Indiana University

Indiana University School of Journalism

Kelly wraps up three years of HIV/AIDS reporting workshops

Jessica Birthisel | Sept. 27, 2010
Jim Kelly, left
Courtesy photo
Associate professor Jim Kelly was interviewed by Zohaib Saleem Butt of Express News and Express 24/7 in Lahore during his July trip to lead AIDS/HIV workshops. That visit marked the end of his three-year series of training workshops for South Asian journalists.
Over the summer, associate professor Jim Kelly organized one final set of HIV/AIDS reporting workshops in South Asia, bringing to a close a program that he says has trained more than 100 journalists to report on the epidemic in new ways.

The workshops in India, Pakistan and Sri Lanka over the past three years seek to strengthen journalists’ ability to report on HIV/AIDS. Attendees include journalists, nongovernmental organization staffers and journalism educators.

Kelly’s late July trip to Pakistan marked his fourth trip to the region with colleague Jyotika Ramaprasad, a communication professor at the University of Miami. Miami Herald reporter Tsitsi Wakhisi also assisted on the most recent trip.

Kelly and Ramaprasad, along with workshop assistants, have conducted 13 workshops in South Asia and three in the United States over the course of a grant awarded by the State Department’s Office of Citizen Exchanges.

Kelly returned from Pakistan July 31, the day the grant expired. He had started this work in 2007, the same year he joined the IU faculty. Reflecting on the three-year experience, Kelly said the workshops have generated more than 50 news stories about HIV/AIDs, though the actual number could be much higher.

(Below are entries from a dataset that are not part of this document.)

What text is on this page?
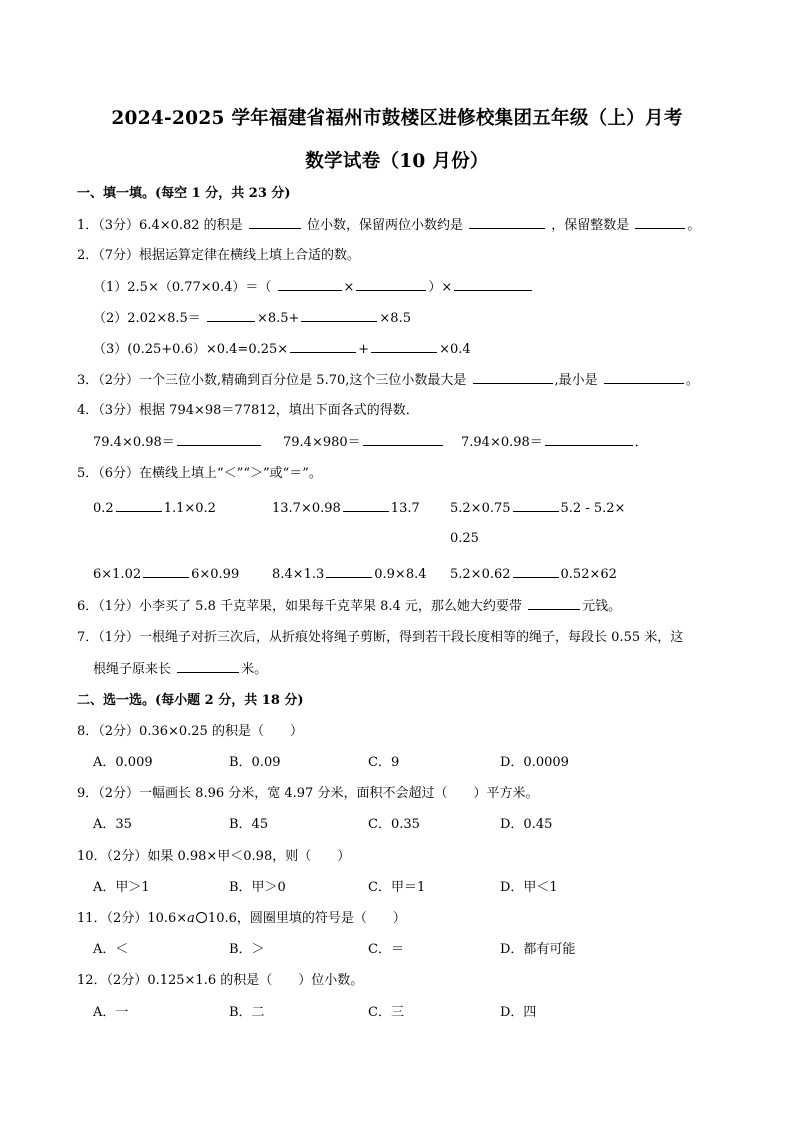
2024-2025 学年福建省福州市鼓楼区进修校集团五年级（上）月考
数学试卷（10 月份）
一、填一填。(每空 1 分，共 23 分)
1．（3分）6.4×0.82 的积是	位小数，保留两位小数约是	，保留整数是	。
2．（7分）根据运算定律在横线上填上合适的数。
（1）2.5×（0.77×0.4）＝（	×	）×
（2）2.02×8.5＝	×8.5+	×8.5
（3）(0.25+0.6）×0.4=0.25×	+	×0.4
3．（2分）一个三位小数,精确到百分位是 5.70,这个三位小数最大是	,最小是	。
4．（3分）根据 794×98＝77812，填出下面各式的得数．
79.4×0.98＝	79.4×980＝	7.94×0.98＝	．
5．（6分）在横线上填上“＜”“＞”或“＝”。
0.2	1.1×0.2	13.7×0.98	13.7 5.2×0.75	5.2 - 5.2×
0.25
6×1.02	6×0.99	8.4×1.3	0.9×8.4 5.2×0.62	0.52×62
6．（1分）小李买了 5.8 千克苹果，如果每千克苹果 8.4 元，那么她大约要带	元钱。
7．（1分）一根绳子对折三次后，从折痕处将绳子剪断，得到若干段长度相等的绳子，每段长 0.55 米，这
根绳子原来长	米。
二、选一选。(每小题 2 分，共 18 分)
8．（2分）0.36×0.25 的积是（　　）
A．0.009	B．0.09	C．9	D．0.0009
9．（2分）一幅画长 8.96 分米，宽 4.97 分米，面积不会超过（　　）平方米。
A．35	B．45	C．0.35	D．0.45
10．（2分）如果 0.98×甲＜0.98，则（　　）
A．甲＞1	B．甲＞0	C．甲＝1	D．甲＜1
11．（2分）10.6×a 10.6，圆圈里填的符号是（　　）
A．＜	B．＞	C．＝	D．都有可能
12．（2分）0.125×1.6 的积是（　　）位小数。
A．一	B．二	C．三	D．四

“We’re certain that for at least 10 dozen journalists, we’ve changed what they know about HIV/AIDS and the attitudes they have toward people living with HIV/AIDS,” he explains.

Kelly says he’s also certain workshop attendees will never report on the epidemic in the same way again.

“They will be more likely to consult authoritative sources both online and human sources in the medical community and the NGO community,” said Kelly. “I think we also changed the cultural understanding of the trainers that we took with us to South Asia. Almost all of them were there for the first time. They now know Pakistan, India, and Sri Lanka as places of ancient culture and dynamic journalism.”

Though this project in South Asia has now come to a close, Kelly’s work with HIV/AIDS reporting continues, as evidenced by the J460 Reporting on HIV/AIDS in Africa travel course to Kenya he led last summer.

“These grants focused on HIV/AIDS reporting have provided me with a valuable background on which I could build J460 Reporting on HIV/AIDS in Africa,” said Kelly. “Without my knowledge of healthcare reporting in the developing world and the context in which it takes place, I don’t think I could have provided students with as relevant a course.”

Kelly says the Kenya travel course will be offered again next summer. Details about it and other School of Journalism travel courses are available on the Travel page.